Lesions in MARS2 that result in symptoms of spastic ataxia 3 (MIM:611390; FBhh0000448) usually involve genomic rearrangements. Based on one family, compound heterozygous (recessive) mutation of MARS2 has been implicated in combined oxidative phosphorylation deficiency 1 (MIM:616430).
UAS constructs of the human gene, Hsap\MARS2, have been introduced into flies; heterologous rescue (functional complementation) has been demonstrated.

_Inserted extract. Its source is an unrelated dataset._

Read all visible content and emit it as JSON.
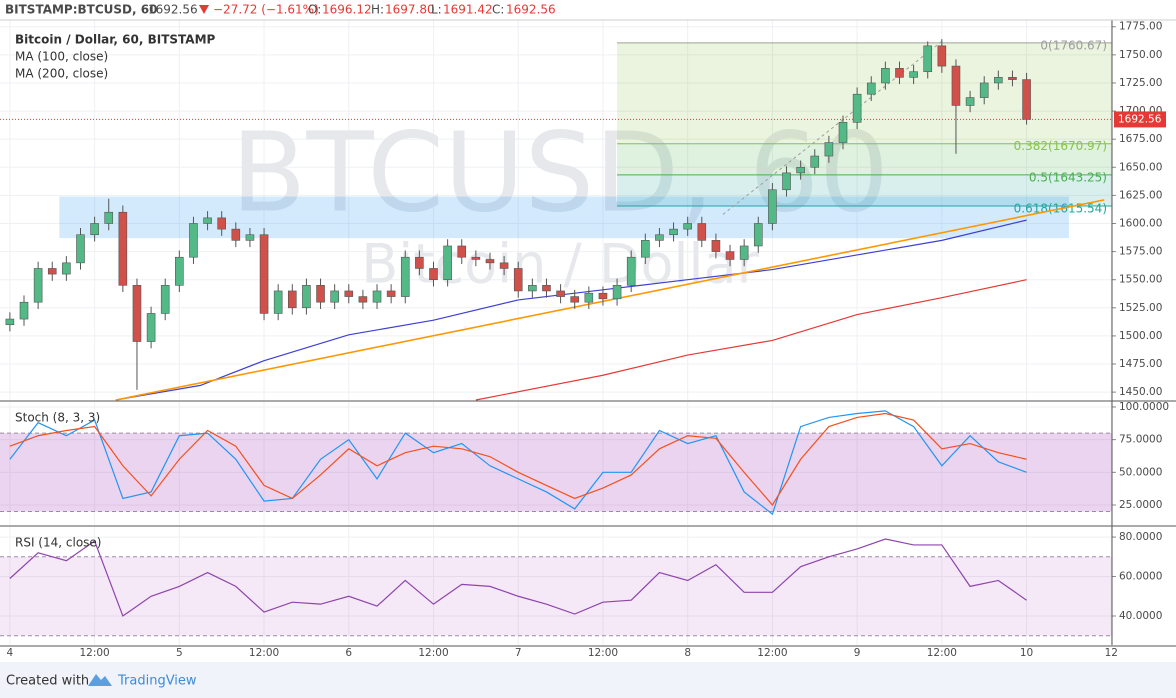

Missense mutations of Dmel\MetRS-m were initially isolated as part of a screen for mutations causing aberrant electroretinograms that significantly worsen with age, indicating degeneration of photoreceptors. Animals homozygous for these alleles have shorter lifespans than wild-type flies and are unable to fly. Myofibrils in the indirect flight muscles exhibit a mitochondrial defect which leads to progressive degeneration of the muscle. More severe genotypes (missense mutation over deficiency) are lethal during larval and pupal stages. Physical interactions of Dmel\MetRS-m have been described; see below and in the gene report for MetRS-m.
[updated Jul. 2017 by FlyBase; FBrf0222196]
One to one: 1 human to 1 Drosophila.
High-scoring ortholog of human MARS2 gene (1 Drosophila to 1 human). Dmel\MetRS-m shares 45% identity and 61% similarity with human MARS2.